ViiV Healthcare, the joint venture set up a few years ago by Pfizer (PFE -0.01%), GlaxoSmithKline (GSK 1.30%), and the Japanese drugmaker Shionogi, is moving toward having an HIV treatment that can be dosed monthly -- or even less frequently.

The company presented data at the 2020 Conference on Retroviruses and Opportunistic Infections from a late-stage clinical trial, dubbed Flair, testing ViiV Healthcare's cabotegravir and Johnson & Johnson's (JNJ 0.76%) rilpivirine, which showed the combination, when injected once a month, worked just as well as ViiV's Triumeq, which contains three medications and is taken orally daily.

Generally speaking, patients favor pills over injected medications when the frequency is the same, but when the comparison is between a monthly injection and daily pills, their preference tends to skew in favor of the needle. And in the Flair study, patients taking the injection had a higher level of treatment satisfaction compared to patients taking daily oral Triumeq.

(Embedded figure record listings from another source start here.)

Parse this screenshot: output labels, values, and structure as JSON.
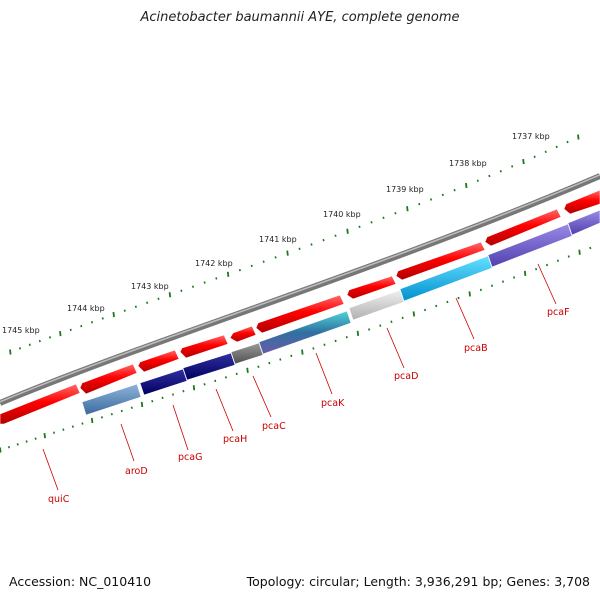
{
  "title": "Acinetobacter baumannii AYE, complete genome",
  "footer": {
    "accession": "Accession: NC_010410",
    "info": "Topology: circular; Length: 3,936,291 bp; Genes: 3,708"
  },
  "scale_labels": [
    "1737 kbp",
    "1738 kbp",
    "1739 kbp",
    "1740 kbp",
    "1741 kbp",
    "1742 kbp",
    "1743 kbp",
    "1744 kbp",
    "1745 kbp"
  ],
  "gene_labels": [
    "quiC",
    "aroD",
    "pcaG",
    "pcaH",
    "pcaC",
    "pcaK",
    "pcaD",
    "pcaB",
    "pcaF"
  ],
  "colors": {
    "backbone": "#808080",
    "cds": "#ff0000",
    "scale": "#1a7a1a",
    "label": "#cc0000"
  }
}
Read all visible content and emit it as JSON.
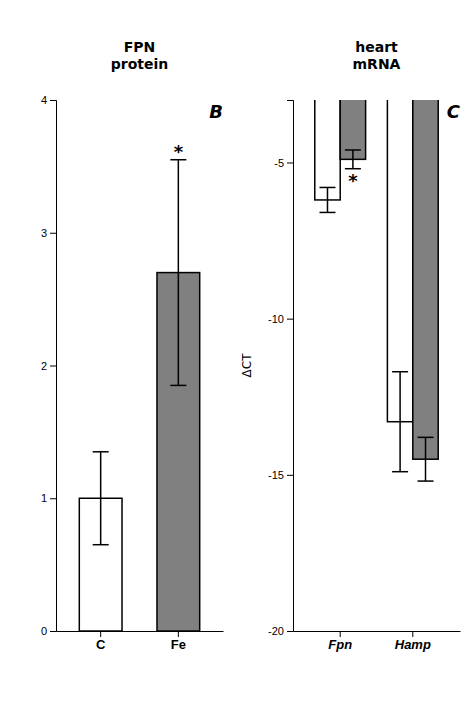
{
  "chart_data": [
    {
      "type": "bar",
      "title": "FPN\nprotein",
      "categories": [
        "C",
        "Fe"
      ],
      "values": [
        1.0,
        2.7
      ],
      "errors": [
        0.35,
        0.85
      ],
      "colors": [
        "white",
        "#808080"
      ],
      "ylim": [
        0,
        4
      ],
      "yticks": [
        0,
        1,
        2,
        3,
        4
      ],
      "grid": false,
      "annotations": [
        {
          "text": "*",
          "category": "Fe"
        },
        {
          "text": "B"
        }
      ]
    },
    {
      "type": "bar",
      "title": "heart\nmRNA",
      "ylabel": "ΔCT",
      "categories": [
        "Fpn",
        "Hamp"
      ],
      "series": [
        {
          "color": "white",
          "values": [
            -6.2,
            -13.3
          ],
          "errors": [
            0.4,
            1.6
          ]
        },
        {
          "color": "#808080",
          "values": [
            -4.9,
            -14.5
          ],
          "errors": [
            0.3,
            0.7
          ]
        }
      ],
      "ylim": [
        -20,
        -3
      ],
      "yticks": [
        -20,
        -15,
        -10,
        -5
      ],
      "grid": false,
      "annotations": [
        {
          "text": "*",
          "category": "Fpn",
          "series": 1
        },
        {
          "text": "C"
        }
      ]
    }
  ]
}
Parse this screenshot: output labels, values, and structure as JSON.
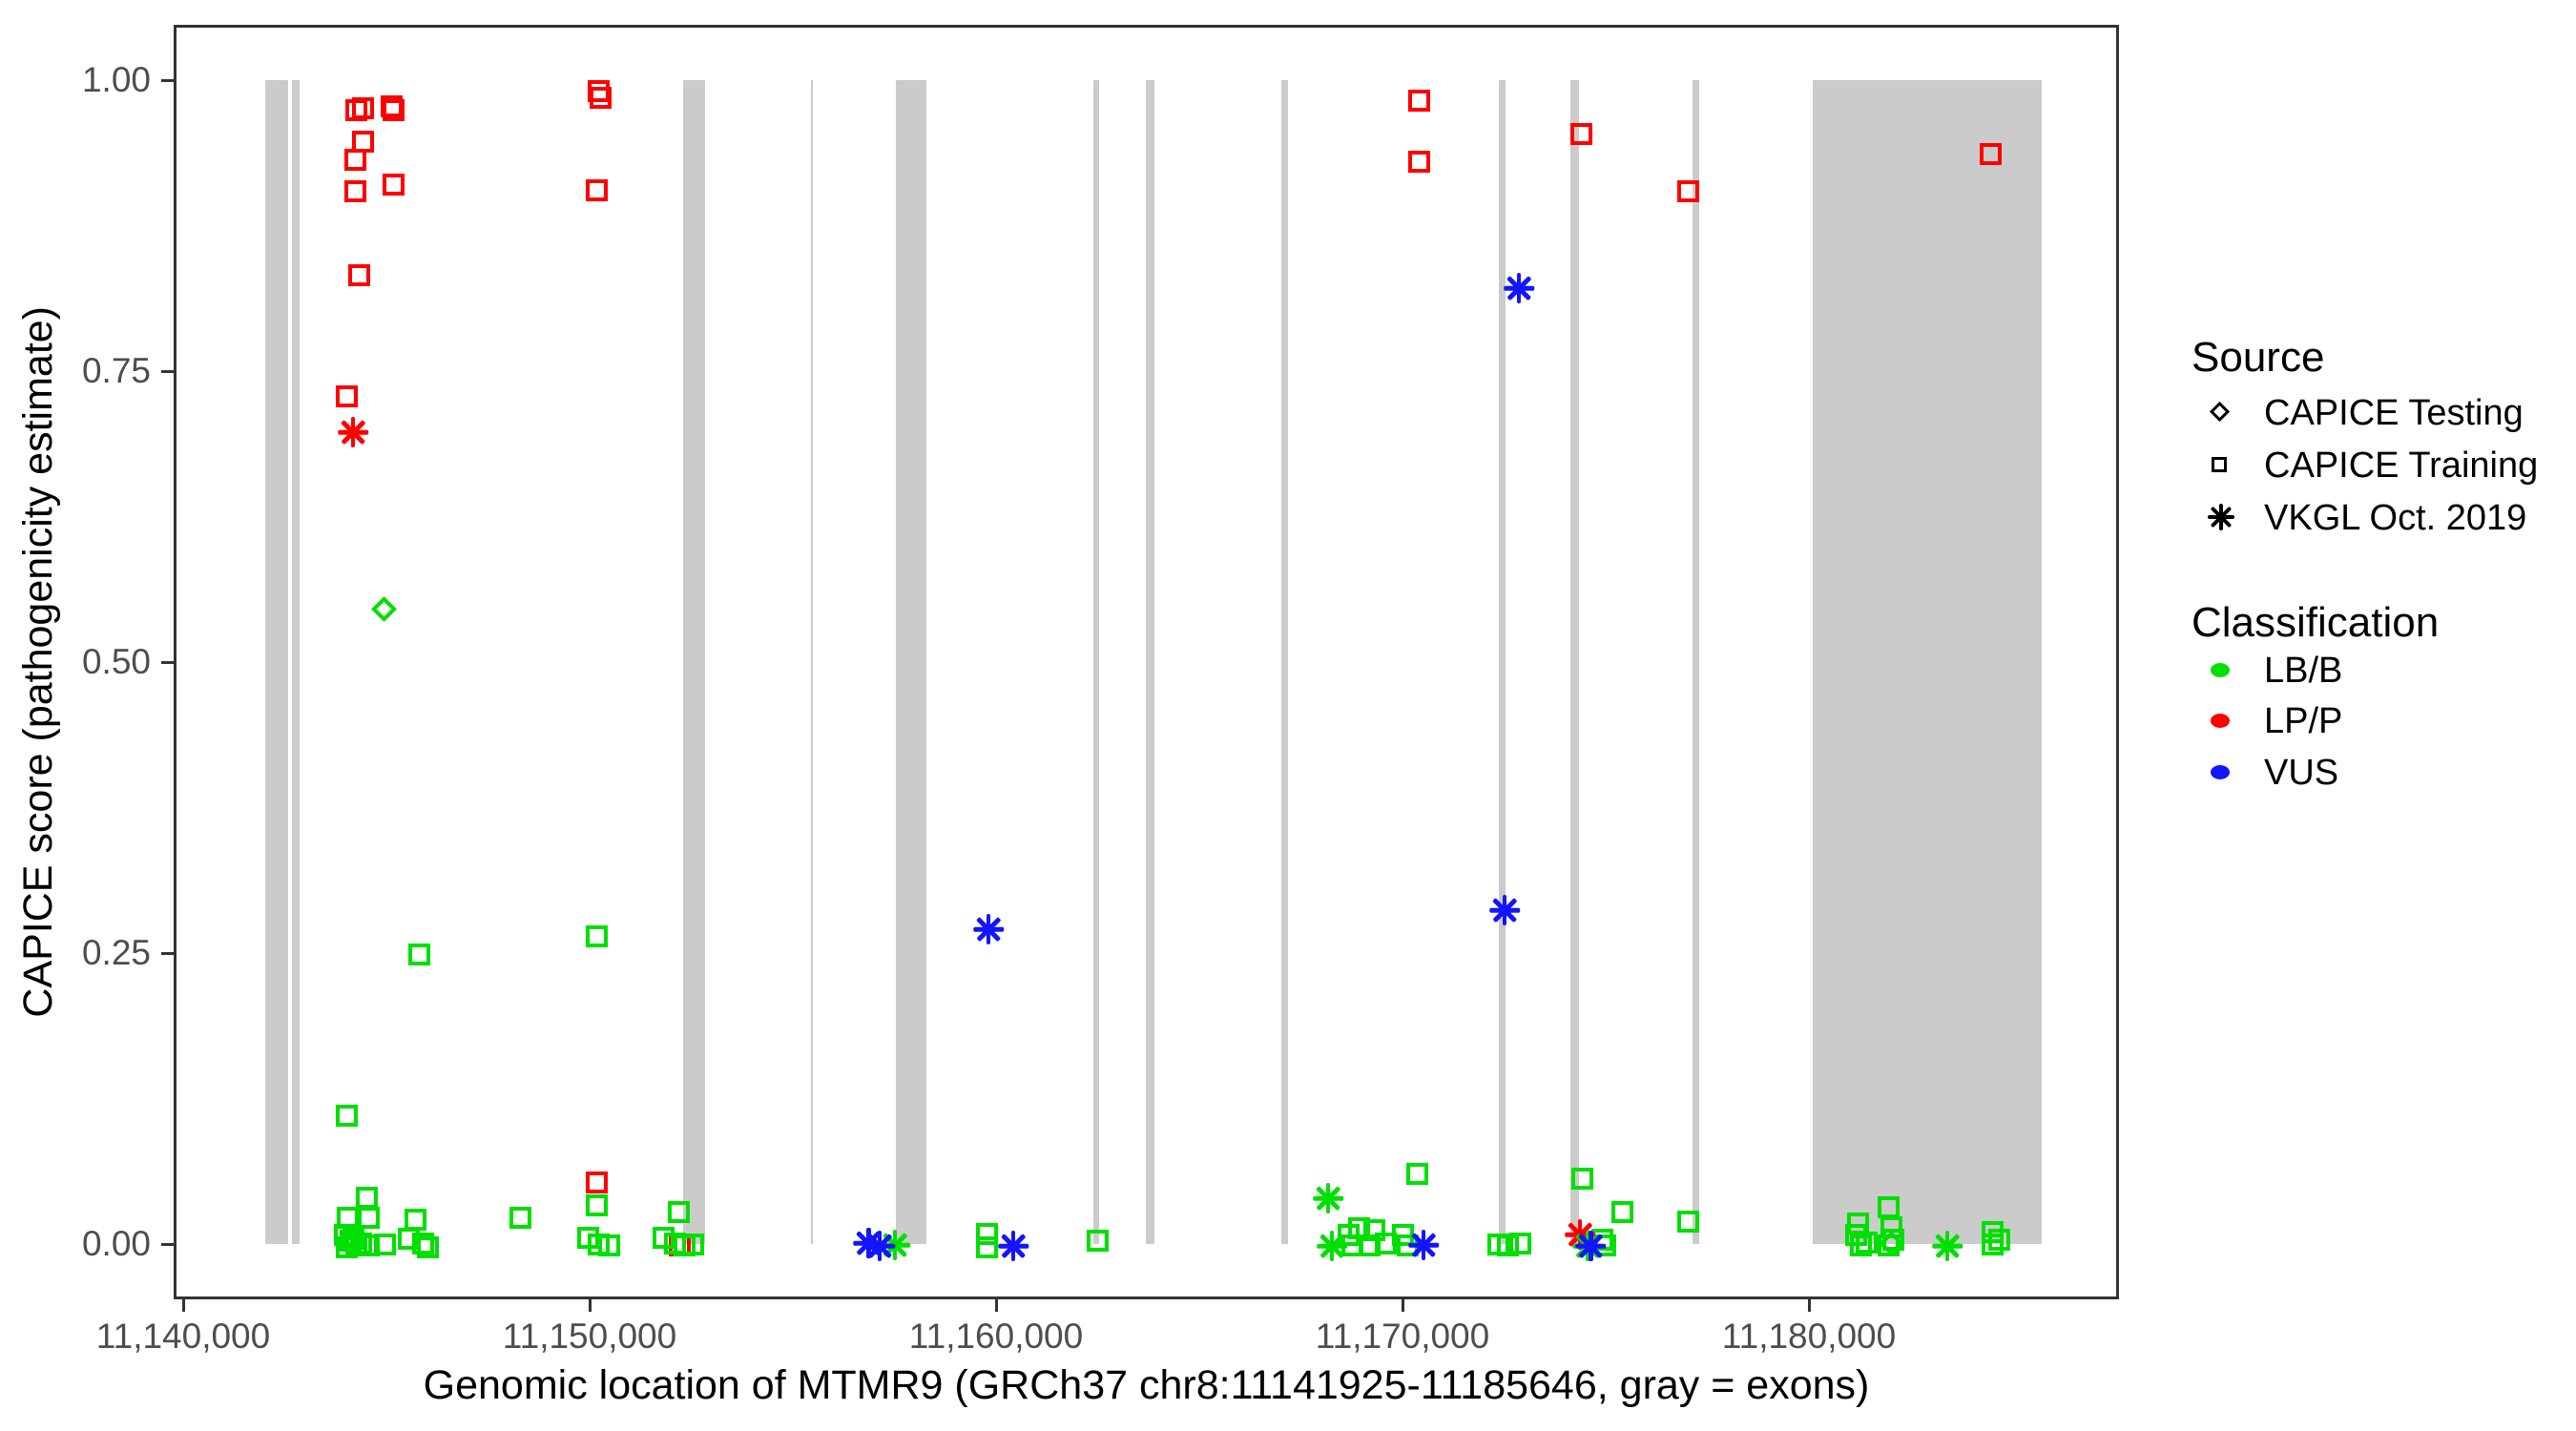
{
  "chart_data": {
    "type": "scatter",
    "title": "",
    "xlabel": "Genomic location of MTMR9 (GRCh37 chr8:11141925-11185646, gray = exons)",
    "ylabel": "CAPICE score (pathogenicity estimate)",
    "xlim": [
      11139750,
      11187850
    ],
    "ylim": [
      0,
      1
    ],
    "grid": false,
    "x_ticks": [
      {
        "pos": 11140000,
        "label": "11,140,000"
      },
      {
        "pos": 11150000,
        "label": "11,150,000"
      },
      {
        "pos": 11160000,
        "label": "11,160,000"
      },
      {
        "pos": 11170000,
        "label": "11,170,000"
      },
      {
        "pos": 11180000,
        "label": "11,180,000"
      }
    ],
    "y_ticks": [
      {
        "value": 0.0,
        "label": "0.00"
      },
      {
        "value": 0.25,
        "label": "0.25"
      },
      {
        "value": 0.5,
        "label": "0.50"
      },
      {
        "value": 0.75,
        "label": "0.75"
      },
      {
        "value": 1.0,
        "label": "1.00"
      }
    ],
    "exon_color": "#cbcbcb",
    "exons": [
      [
        11141950,
        11142510
      ],
      [
        11142610,
        11142790
      ],
      [
        11152240,
        11152770
      ],
      [
        11155370,
        11155430
      ],
      [
        11157470,
        11158220
      ],
      [
        11162320,
        11162460
      ],
      [
        11163620,
        11163830
      ],
      [
        11166950,
        11167110
      ],
      [
        11172300,
        11172460
      ],
      [
        11174060,
        11174270
      ],
      [
        11177070,
        11177230
      ],
      [
        11180020,
        11185646
      ]
    ],
    "series": [
      {
        "name": "CAPICE Training - LP/P",
        "source": "CAPICE Training",
        "classification": "LP/P",
        "marker": "square",
        "color": "#ff0000",
        "points": [
          [
            11144180,
            0.977
          ],
          [
            11144343,
            0.978
          ],
          [
            11145047,
            0.98
          ],
          [
            11145117,
            0.977
          ],
          [
            11144343,
            0.95
          ],
          [
            11144155,
            0.934
          ],
          [
            11144155,
            0.907
          ],
          [
            11145094,
            0.913
          ],
          [
            11144272,
            0.835
          ],
          [
            11143967,
            0.731
          ],
          [
            11150164,
            0.993
          ],
          [
            11150188,
            0.987
          ],
          [
            11150117,
            0.908
          ],
          [
            11150094,
            0.055
          ],
          [
            11170350,
            0.985
          ],
          [
            11170350,
            0.932
          ],
          [
            11174340,
            0.956
          ],
          [
            11176950,
            0.907
          ],
          [
            11184413,
            0.939
          ],
          [
            11152150,
            0.001
          ]
        ]
      },
      {
        "name": "CAPICE Training - LB/B",
        "source": "CAPICE Training",
        "classification": "LB/B",
        "marker": "square",
        "color": "#00e000",
        "points": [
          [
            11143967,
            0.113
          ],
          [
            11145751,
            0.251
          ],
          [
            11150094,
            0.267
          ],
          [
            11144460,
            0.042
          ],
          [
            11144484,
            0.025
          ],
          [
            11143990,
            0.025
          ],
          [
            11143900,
            0.01
          ],
          [
            11144060,
            0.005
          ],
          [
            11144180,
            0.002
          ],
          [
            11143950,
            0.0
          ],
          [
            11144300,
            0.003
          ],
          [
            11144500,
            0.001
          ],
          [
            11144120,
            0.007
          ],
          [
            11144883,
            0.002
          ],
          [
            11145634,
            0.023
          ],
          [
            11145470,
            0.007
          ],
          [
            11145822,
            0.003
          ],
          [
            11145940,
            0.0
          ],
          [
            11148230,
            0.025
          ],
          [
            11150094,
            0.036
          ],
          [
            11149900,
            0.008
          ],
          [
            11150150,
            0.002
          ],
          [
            11150420,
            0.001
          ],
          [
            11152113,
            0.03
          ],
          [
            11151750,
            0.008
          ],
          [
            11152030,
            0.003
          ],
          [
            11152260,
            0.001
          ],
          [
            11152470,
            0.002
          ],
          [
            11159718,
            0.011
          ],
          [
            11159700,
            0.0
          ],
          [
            11162418,
            0.005
          ],
          [
            11168600,
            0.01
          ],
          [
            11168870,
            0.016
          ],
          [
            11169240,
            0.014
          ],
          [
            11169120,
            0.001
          ],
          [
            11168700,
            0.001
          ],
          [
            11169530,
            0.003
          ],
          [
            11169940,
            0.01
          ],
          [
            11170060,
            0.001
          ],
          [
            11170300,
            0.063
          ],
          [
            11172300,
            0.002
          ],
          [
            11172820,
            0.003
          ],
          [
            11172520,
            0.001
          ],
          [
            11174343,
            0.059
          ],
          [
            11174850,
            0.006
          ],
          [
            11174920,
            0.001
          ],
          [
            11175350,
            0.03
          ],
          [
            11176970,
            0.022
          ],
          [
            11181150,
            0.02
          ],
          [
            11181100,
            0.01
          ],
          [
            11181200,
            0.001
          ],
          [
            11181350,
            0.004
          ],
          [
            11181900,
            0.034
          ],
          [
            11181950,
            0.017
          ],
          [
            11182000,
            0.006
          ],
          [
            11181880,
            0.001
          ],
          [
            11184440,
            0.013
          ],
          [
            11184460,
            0.002
          ],
          [
            11184620,
            0.006
          ]
        ]
      },
      {
        "name": "CAPICE Testing - LB/B",
        "source": "CAPICE Testing",
        "classification": "LB/B",
        "marker": "diamond",
        "color": "#00e000",
        "points": [
          [
            11144860,
            0.548
          ],
          [
            11181970,
            0.003
          ]
        ]
      },
      {
        "name": "VKGL Oct. 2019 - LP/P",
        "source": "VKGL Oct. 2019",
        "classification": "LP/P",
        "marker": "asterisk",
        "color": "#ff0000",
        "points": [
          [
            11144108,
            0.7
          ],
          [
            11174300,
            0.011
          ]
        ]
      },
      {
        "name": "VKGL Oct. 2019 - LB/B",
        "source": "VKGL Oct. 2019",
        "classification": "LB/B",
        "marker": "asterisk",
        "color": "#00e000",
        "points": [
          [
            11157440,
            0.002
          ],
          [
            11168100,
            0.042
          ],
          [
            11168190,
            0.001
          ],
          [
            11174500,
            0.001
          ],
          [
            11183330,
            0.001
          ]
        ]
      },
      {
        "name": "VKGL Oct. 2019 - VUS",
        "source": "VKGL Oct. 2019",
        "classification": "VUS",
        "marker": "asterisk",
        "color": "#1414ff",
        "points": [
          [
            11159742,
            0.273
          ],
          [
            11160352,
            0.001
          ],
          [
            11172441,
            0.289
          ],
          [
            11172793,
            0.824
          ],
          [
            11156800,
            0.003
          ],
          [
            11157060,
            0.001
          ],
          [
            11170450,
            0.002
          ],
          [
            11174560,
            0.001
          ]
        ]
      }
    ]
  },
  "legend": {
    "source": {
      "title": "Source",
      "items": [
        {
          "label": "CAPICE Testing",
          "marker": "diamond"
        },
        {
          "label": "CAPICE Training",
          "marker": "square"
        },
        {
          "label": "VKGL Oct. 2019",
          "marker": "asterisk"
        }
      ]
    },
    "classification": {
      "title": "Classification",
      "items": [
        {
          "label": "LB/B",
          "color": "#00e000"
        },
        {
          "label": "LP/P",
          "color": "#ff0000"
        },
        {
          "label": "VUS",
          "color": "#1414ff"
        }
      ]
    }
  },
  "colors": {
    "lbb": "#00e000",
    "lpp": "#ff0000",
    "vus": "#1414ff",
    "exon": "#cbcbcb",
    "tick_label": "#4d4d4d",
    "panel_border": "#333333"
  }
}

Doctor talking to a patient in an exam room

Image source: Getty Images.

In a separate clinical trial, dubbed Atlas-2M, which was also presented at the conference, injections of cabotegravir and rilpivirine every eight weeks worked just as well as dosing every four weeks.

In December, ViiV announced that the Food and Drug Administration had rejected the company's application to approve cabotegravir plus rilpivirine, with the company noting that the issue was strictly related to the chemistry manufacturing and controls section of the application. ViiV noted that there were no changes to the safety profiles of the products used in the clinical trials, but didn't give a timeline for resubmitting the marketing application.